Microsoft's thrown in its two cents regarding Apple's threats to kick email service Hey's app off the App Store and moves by the EU to investigate Apple's App Store business practices. In an interview, Microsoft's chief legal officer Brad Smith said that "the time has come" for government regulation about app store rules, pricing and tools to see if "there is really a justification in antitrust law for everything that has been created". Basically Microsoft's saying, yes, governments, please investigate those bastards at Apple. Microsoft obviously has skin in the game here, with many apps on Apple's platforms they'd love to sell directly on (e.g: buy a subscription to Office within the app) but also don't want to give Apple a 30% cut of their revenue or raise the price for iOS users by 30%.
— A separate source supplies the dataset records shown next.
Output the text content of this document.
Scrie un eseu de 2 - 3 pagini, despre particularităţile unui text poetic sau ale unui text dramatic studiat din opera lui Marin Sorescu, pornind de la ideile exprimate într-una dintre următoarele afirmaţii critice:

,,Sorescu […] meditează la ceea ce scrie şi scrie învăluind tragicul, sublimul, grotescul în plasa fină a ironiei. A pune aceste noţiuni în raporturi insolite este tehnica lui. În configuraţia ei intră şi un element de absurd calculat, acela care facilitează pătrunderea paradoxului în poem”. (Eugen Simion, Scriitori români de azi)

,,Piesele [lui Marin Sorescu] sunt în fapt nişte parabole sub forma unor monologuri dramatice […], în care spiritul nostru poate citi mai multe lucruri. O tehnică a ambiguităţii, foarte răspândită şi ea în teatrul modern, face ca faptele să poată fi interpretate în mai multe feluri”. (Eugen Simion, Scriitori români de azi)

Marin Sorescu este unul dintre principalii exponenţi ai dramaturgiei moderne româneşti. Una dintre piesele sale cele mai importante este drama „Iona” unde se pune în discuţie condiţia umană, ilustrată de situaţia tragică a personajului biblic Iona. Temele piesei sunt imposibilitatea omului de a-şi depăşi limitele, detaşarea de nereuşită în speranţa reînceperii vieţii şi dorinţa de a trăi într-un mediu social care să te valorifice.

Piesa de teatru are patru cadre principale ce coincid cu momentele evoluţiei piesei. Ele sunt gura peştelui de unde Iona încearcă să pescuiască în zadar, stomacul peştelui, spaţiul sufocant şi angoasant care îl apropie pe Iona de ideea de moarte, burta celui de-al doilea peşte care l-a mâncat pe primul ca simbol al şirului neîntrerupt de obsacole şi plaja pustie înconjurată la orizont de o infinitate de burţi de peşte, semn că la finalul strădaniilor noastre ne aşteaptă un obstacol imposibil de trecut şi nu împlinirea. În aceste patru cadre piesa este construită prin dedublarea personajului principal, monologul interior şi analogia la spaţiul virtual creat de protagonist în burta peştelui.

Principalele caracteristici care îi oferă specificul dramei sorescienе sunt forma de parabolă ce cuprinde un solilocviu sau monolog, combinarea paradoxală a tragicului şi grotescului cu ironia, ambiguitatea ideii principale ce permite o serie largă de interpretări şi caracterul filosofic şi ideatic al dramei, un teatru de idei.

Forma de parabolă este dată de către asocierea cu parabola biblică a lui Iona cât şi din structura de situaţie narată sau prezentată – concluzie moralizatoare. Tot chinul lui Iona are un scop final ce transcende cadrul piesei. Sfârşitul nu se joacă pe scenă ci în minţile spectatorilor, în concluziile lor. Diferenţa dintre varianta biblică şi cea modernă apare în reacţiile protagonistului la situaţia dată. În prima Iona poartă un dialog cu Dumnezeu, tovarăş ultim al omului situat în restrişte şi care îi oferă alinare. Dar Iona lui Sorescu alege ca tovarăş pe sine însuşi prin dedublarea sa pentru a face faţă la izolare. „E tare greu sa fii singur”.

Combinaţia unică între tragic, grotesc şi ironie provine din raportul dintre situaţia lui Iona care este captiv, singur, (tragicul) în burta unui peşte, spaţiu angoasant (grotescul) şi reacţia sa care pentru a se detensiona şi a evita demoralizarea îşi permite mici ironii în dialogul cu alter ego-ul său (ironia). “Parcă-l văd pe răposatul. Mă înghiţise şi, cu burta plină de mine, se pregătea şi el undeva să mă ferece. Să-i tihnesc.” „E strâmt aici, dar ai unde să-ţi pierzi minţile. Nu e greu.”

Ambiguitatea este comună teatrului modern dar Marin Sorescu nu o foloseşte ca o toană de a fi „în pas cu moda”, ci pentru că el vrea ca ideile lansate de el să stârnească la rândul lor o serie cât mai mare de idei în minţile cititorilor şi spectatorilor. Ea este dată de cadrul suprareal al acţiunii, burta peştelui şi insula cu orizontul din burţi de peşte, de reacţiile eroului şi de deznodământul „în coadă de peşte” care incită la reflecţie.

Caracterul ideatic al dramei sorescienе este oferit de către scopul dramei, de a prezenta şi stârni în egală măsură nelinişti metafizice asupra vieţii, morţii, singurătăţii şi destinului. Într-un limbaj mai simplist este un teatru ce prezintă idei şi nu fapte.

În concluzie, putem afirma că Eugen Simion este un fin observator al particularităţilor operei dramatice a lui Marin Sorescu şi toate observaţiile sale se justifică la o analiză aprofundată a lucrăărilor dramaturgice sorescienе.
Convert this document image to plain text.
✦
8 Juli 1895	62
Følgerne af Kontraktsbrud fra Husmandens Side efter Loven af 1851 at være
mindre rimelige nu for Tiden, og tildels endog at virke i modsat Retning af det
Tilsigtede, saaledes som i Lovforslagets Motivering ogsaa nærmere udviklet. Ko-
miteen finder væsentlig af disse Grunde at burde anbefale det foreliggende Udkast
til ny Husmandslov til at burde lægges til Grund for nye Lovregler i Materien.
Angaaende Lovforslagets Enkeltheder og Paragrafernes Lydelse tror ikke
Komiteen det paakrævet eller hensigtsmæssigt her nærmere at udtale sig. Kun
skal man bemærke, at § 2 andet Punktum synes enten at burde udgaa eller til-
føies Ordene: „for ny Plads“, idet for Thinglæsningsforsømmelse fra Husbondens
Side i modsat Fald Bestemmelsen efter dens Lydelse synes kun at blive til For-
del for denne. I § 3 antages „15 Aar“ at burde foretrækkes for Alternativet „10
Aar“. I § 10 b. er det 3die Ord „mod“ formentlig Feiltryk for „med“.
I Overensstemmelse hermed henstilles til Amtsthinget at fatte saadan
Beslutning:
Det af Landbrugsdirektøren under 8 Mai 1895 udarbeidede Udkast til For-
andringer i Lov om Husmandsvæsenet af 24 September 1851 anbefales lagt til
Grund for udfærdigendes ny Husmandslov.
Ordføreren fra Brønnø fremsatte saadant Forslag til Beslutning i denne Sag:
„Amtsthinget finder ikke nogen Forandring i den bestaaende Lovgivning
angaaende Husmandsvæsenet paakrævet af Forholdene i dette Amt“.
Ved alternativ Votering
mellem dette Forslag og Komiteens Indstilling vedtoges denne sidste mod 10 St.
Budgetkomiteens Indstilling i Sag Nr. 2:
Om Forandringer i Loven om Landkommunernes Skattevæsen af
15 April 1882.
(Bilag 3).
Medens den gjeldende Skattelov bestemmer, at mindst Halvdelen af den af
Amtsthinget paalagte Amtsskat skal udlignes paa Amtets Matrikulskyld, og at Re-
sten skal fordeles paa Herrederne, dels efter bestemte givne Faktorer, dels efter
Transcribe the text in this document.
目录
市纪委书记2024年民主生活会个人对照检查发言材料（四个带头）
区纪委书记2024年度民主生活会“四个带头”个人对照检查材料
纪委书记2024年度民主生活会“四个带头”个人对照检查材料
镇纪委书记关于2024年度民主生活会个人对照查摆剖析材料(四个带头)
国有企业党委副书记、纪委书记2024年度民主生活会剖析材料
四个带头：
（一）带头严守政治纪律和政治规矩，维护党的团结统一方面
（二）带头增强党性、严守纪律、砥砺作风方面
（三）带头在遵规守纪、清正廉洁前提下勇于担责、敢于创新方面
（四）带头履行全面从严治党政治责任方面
And on the topic of Apple, their WWDC conference is tomorrow morning at 3AM AEST. If you didn't already know, the entire thing is streaming online due to COVID-19. You can download a Mac and iOS app (fuck you to Windows I guess) to follow along. The biggest expectation of this year's conference is the announcement of moving Macs to use ARM CPUs. Jean-Louis Gassée has an article about how Apple and Microsoft want this to happen. Ming-Chi Kuo reckons an all-new iMac will be released with an Intel CPU now, replaced with an ARM CPU in 2021. Software wise, everything will get an update, it's just a matter of what's changing. The Verge outlines what they reckon will happen on all of Apple's operating systems.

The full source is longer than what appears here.